D’où cette idée que beaucoup considéreront comme utopiste : pourquoi un groupe de médiateurs ne prendraient-ils pas à bras-le-corps ce problème qui date d’un autre âge en aidant les deux parties à dépasser leurs divergences ? Les Papes catholiques et orthodoxes pourraient être acceptés pour jouer ce rôle. Évidemment ceci ne se résoudra pas du jour au lendemain et ne se fera pas une fois pour toutes. Le conflit entre protestants et catholiques en France il y a bien longtemps mais plus récemment en Irlande peuvent servir d’aiguillage et de leçons.

4- S’appuyer sur les intérêts communs

Il était temps qu’une conférence internationale réunissant tous les acteurs concernés soit convoquée pour trouver une solution politique à la guerre en Syrie. Les États-Unis, la Russie, l’Arabie Saoudite, la Turquie, la France, l’Iran, l’Allemagne et d’autres encore se réunissent enfin depuis quelques jours à Vienne pour sortir de l’impasse.

L’équilibre des forces sur le terrain a créé depuis un moment une situation où seule une solution politique permettrait une sortie. Les doubles jeux, les alliances contradictoires et l’hypocrisie des uns et des autres leur reviennent en pleine figure. Pour la France, il est temps de comprendre que certaines lignes fondées sur ses valeurs ne sont peut-être pas adaptées à ses intérêts et que la realpolitik doit être parfois le moteur. Aujourd’hui, les intérêts communs que partagent tous ces acteurs doivent les pousser à séparer le court terme avec son objectif commun de vaincre Daech, et le moyen terme de la transition politique à trouver en Syrie en aidant le peuple syrien à choisir.
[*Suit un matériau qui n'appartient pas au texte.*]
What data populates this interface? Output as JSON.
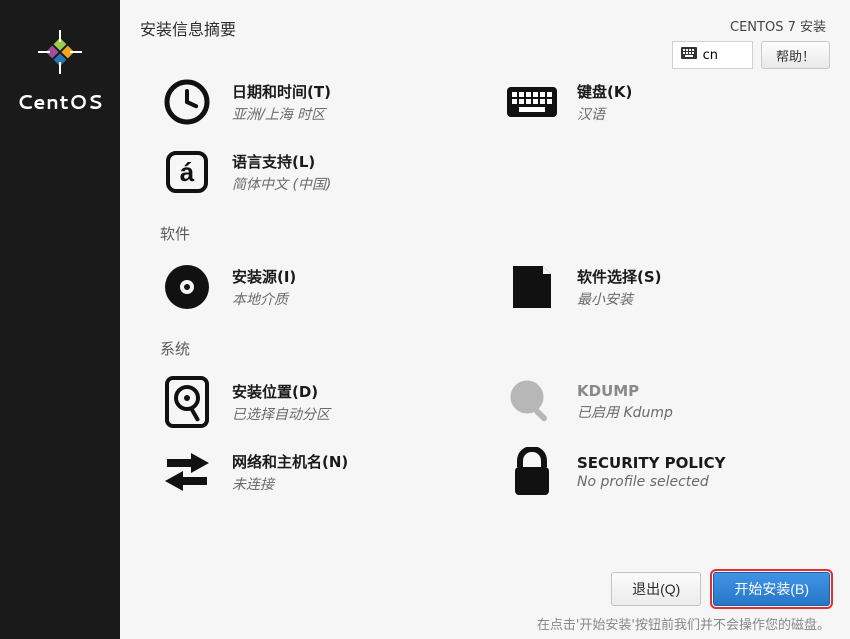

Il sera grand temps à ce moment de décider du sort de Bachar al Assad en laissant la main à ses deux parrains, la Russie et l’Iran.

En conclusion

Des troupes au sol seraient le signal que l’Occident est bien tombé dans le piège qui lui est tendu en l’entraînant dans une guerre asymétrique dont l’issue est toujours inconnue et la victoire plus qu’incertaine. À chaque fois, ceci a conduit à des sentiments d’injustice et de haine à l’égard de l’Occident et a renforcé le radicalisme religieux qu’il est censé combattre.

Pour autant, il est clair que notre sécurité passe par une sécurité retrouvée au Moyen-Orient où les foyers de radicalisation, nous l’avons vu, sont multiples. La victoire sur Daech passera par une stratégie multidimensionnelle sur tous les fronts et par le traitement des causes et pas seulement des conséquences. Mais avant tout, il ne faut pas se laisser aller à une forme de guerre civile interne opposant et stigmatisant les différentes composantes et communautés de la France. Pour réussir cette lourde tâche qui attend nos responsables, il faut éviter aussi d’opposer la recherche de la sécurité avec la liberté. La France est et demeurera un pays démocratique.

Sur le web

  1. Cet article constitue ma minute de silence/parole, ma gerbe de fleurs et mon mode de résistance aux attentats de Paris. Je l’ai écrit l’horreur et la tristesse au ventre en pensant à tous les jeunes qui sont morts ou blessés, leurs parents, familles et amis.